The City of Sacramento fires a shot at the good folks of Anaheim.

The City of Sacramento has sent this letter to the City of Anaheim demanding that Anaheim back off … now.

Here is a summary of the letter:

The Sacramento Assistant City Manager is making a formal request to the Anaheim City Manager to: (a) stop negotiating with the Kings, including trying to entice them to Anaheim by approving a $75 million bond financing, and (b) at the very least, to condition any such bond financing on the Maloof’s/King’s repayment of their obligation on similar bonds issued by Sacramento.  Additionally, they reference an objection to Anaheim’s environmental impact review (CEQA – a standard report required for any such bond issuance).  However, the language seems to infer that Anaheim should cease all negotiations and bond measures based primarily on “public policy” – it would be damaging to the city of Sacramento and its population on countless levels … whether such argument is sufficiently strong to resonate and cause Anaheim to actually cease negotiations or the bond deal, or to take it a step further and seek an injunction to stop their bond measure, remains to be seen.

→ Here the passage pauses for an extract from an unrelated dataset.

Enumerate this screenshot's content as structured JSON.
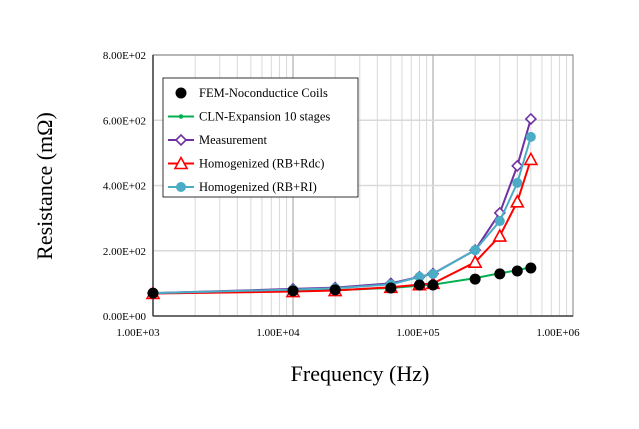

By dropping this letter to the City of Anaheim today, the day before Anaheim and their city Financing Authority go to a vote on the bond measure that would fund both the improvements needed for the Honda Center and a $50 million loan to the Maloofs, is either brilliant or a major shot in the dark.  Either way, it is highly unlikely that the NBA would allow the Maloofs to uproot the Kings without assurances that the City of Sacramento will be paid in full.  Countless NBA teams have bond measure agreements of some sort in place with their cities of residence – the idea being, the direct and indirect revenue streams a professional NBA team brings to a city more than make up for the city’s provision of upfront funds to build or improve a stadium to house the team.  For David Stern to allow one of his teams to renege on a pact with a local government would have a long term negative effect on other NBA owners’ ability to do business.

It has been my opinion for a while that the relocation of the Sacramento Kings will come down to the dollar amount needed to pay off the loan to the City of Sacramento, pay the NBA relocation fee, and pay to impede on the territorial infringement rights of both the Lakers and the Clippers.  We now know that the City of Sacramento is going to want $77 million before the Maloofs leave town, and from this letter, leaving behind a decrepit Arco Arena will not suffice.  The NBA has set the standard of $30 million for the relocation fee alone, so before we even begin to speculate on what the Lakers and the Clippers are going to ask for on April 14-15, the Maloofs are already looking at $107 million to relocate a franchise that Forbes estimated was worth $293 million.  That’s a whole lot of cash folks.

Kings’ play by play announcer Grant Napear had a conversation with the Maloofs this evening.  He will hold onto most of that conversation for his radio show tomorrow, but Napear did tweet this:

The City of Sacramento fires a shot at the good folks of Anaheim.The City of Sacramento fires a shot at the good folks of Anaheim.

Just finished talking to Maloofs. I will relay conversation tomorrow at 4pm. Needless to say they are extremely upset at today’s city letter.
Maloofs told me cities letter was below the belt. Full story tomorrow at 4pm ok KHTK
It sounds like things are about to get extremely contentious between these two groups who may ultimately be stuck together if things don’t go the Maloofs’ way.